McCullum missed all the county action at the start of the summer, but has built a fresh power base of close ECB confidants and a new media strategy has placed him front and centre, like a football manager or rugby coach. He has done more press conferences in June alone than the entire Ashes tour.

Further evidence for the ECB that McCullum had changed came with his response to the Rex Rooms incident, when the two players received an utter rollicking. Three questions remain. Do fans trust him? How will the players, many of whom were questioning his methods after the Ashes, feel about him outlasting Stokes? And can he seriously be backed to reset the reboot?

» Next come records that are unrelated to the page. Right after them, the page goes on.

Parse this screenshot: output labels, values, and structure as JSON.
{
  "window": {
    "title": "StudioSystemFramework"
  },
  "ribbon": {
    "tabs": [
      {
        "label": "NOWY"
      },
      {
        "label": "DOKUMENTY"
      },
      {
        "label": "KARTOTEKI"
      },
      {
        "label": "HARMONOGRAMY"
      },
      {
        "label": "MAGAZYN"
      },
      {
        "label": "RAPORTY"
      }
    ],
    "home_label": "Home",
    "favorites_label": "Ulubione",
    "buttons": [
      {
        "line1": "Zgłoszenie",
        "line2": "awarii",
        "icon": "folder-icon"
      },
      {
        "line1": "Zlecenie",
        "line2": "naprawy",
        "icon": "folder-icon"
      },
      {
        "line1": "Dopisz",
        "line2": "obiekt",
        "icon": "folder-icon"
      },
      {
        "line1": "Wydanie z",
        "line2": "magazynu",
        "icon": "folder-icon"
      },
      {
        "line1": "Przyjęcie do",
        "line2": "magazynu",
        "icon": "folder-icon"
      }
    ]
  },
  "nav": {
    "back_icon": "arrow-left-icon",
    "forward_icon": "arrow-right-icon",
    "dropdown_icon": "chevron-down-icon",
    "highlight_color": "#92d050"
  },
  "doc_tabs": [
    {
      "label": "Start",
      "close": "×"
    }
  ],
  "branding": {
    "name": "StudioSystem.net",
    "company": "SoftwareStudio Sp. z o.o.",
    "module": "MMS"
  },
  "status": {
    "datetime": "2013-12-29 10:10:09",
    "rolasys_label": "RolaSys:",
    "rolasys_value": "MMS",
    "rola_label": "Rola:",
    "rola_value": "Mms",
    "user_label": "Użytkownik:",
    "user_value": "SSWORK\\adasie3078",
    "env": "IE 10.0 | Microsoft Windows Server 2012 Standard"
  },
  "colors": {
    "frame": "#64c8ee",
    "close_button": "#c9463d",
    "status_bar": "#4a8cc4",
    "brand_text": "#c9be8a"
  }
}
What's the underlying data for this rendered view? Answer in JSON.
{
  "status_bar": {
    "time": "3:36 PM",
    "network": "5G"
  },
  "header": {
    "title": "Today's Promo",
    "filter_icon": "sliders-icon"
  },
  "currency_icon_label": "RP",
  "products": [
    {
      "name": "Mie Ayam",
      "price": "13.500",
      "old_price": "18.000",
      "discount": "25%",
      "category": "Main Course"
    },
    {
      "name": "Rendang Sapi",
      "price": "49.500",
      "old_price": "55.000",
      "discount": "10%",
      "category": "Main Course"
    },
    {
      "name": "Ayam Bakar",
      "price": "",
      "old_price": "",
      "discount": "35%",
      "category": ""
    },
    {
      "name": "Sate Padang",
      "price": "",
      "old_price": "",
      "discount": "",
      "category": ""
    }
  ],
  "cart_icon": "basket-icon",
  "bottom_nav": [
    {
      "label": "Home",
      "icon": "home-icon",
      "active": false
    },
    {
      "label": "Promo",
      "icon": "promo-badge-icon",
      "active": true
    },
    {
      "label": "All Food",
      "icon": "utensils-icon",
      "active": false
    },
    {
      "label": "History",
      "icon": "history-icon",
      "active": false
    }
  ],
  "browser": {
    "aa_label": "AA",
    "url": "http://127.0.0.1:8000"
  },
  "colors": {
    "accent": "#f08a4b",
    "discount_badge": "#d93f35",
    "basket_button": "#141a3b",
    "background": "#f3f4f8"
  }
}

The ECB proved after Australia it would not be swayed by public opinion or pressure from pundits. Key was at Trent Bridge from Friday having missed the first day for medical reasons, but kept a very low profile. He was the architect of the whole project, uniting Stokes and McCullum, but was bruised by the last month, which came just when he thought they had turned a corner.

Stokes said the reasons for his retirement “could wait” and for now he is tied by the terms of his ECB contract, worth £1.3m a year, and which currently runs until October 2027, pending an early release and negotiated settlement.

He did give further details behind his retirement in his many media appearances on Monday, but towards the end of his final press conference as captain laughed to his long-time ghostwriter: “We’ve got another good book coming.”

Stokes thanked the media, said he enjoyed the jousts down the years but, as so often, he is set to have the final say, one last time.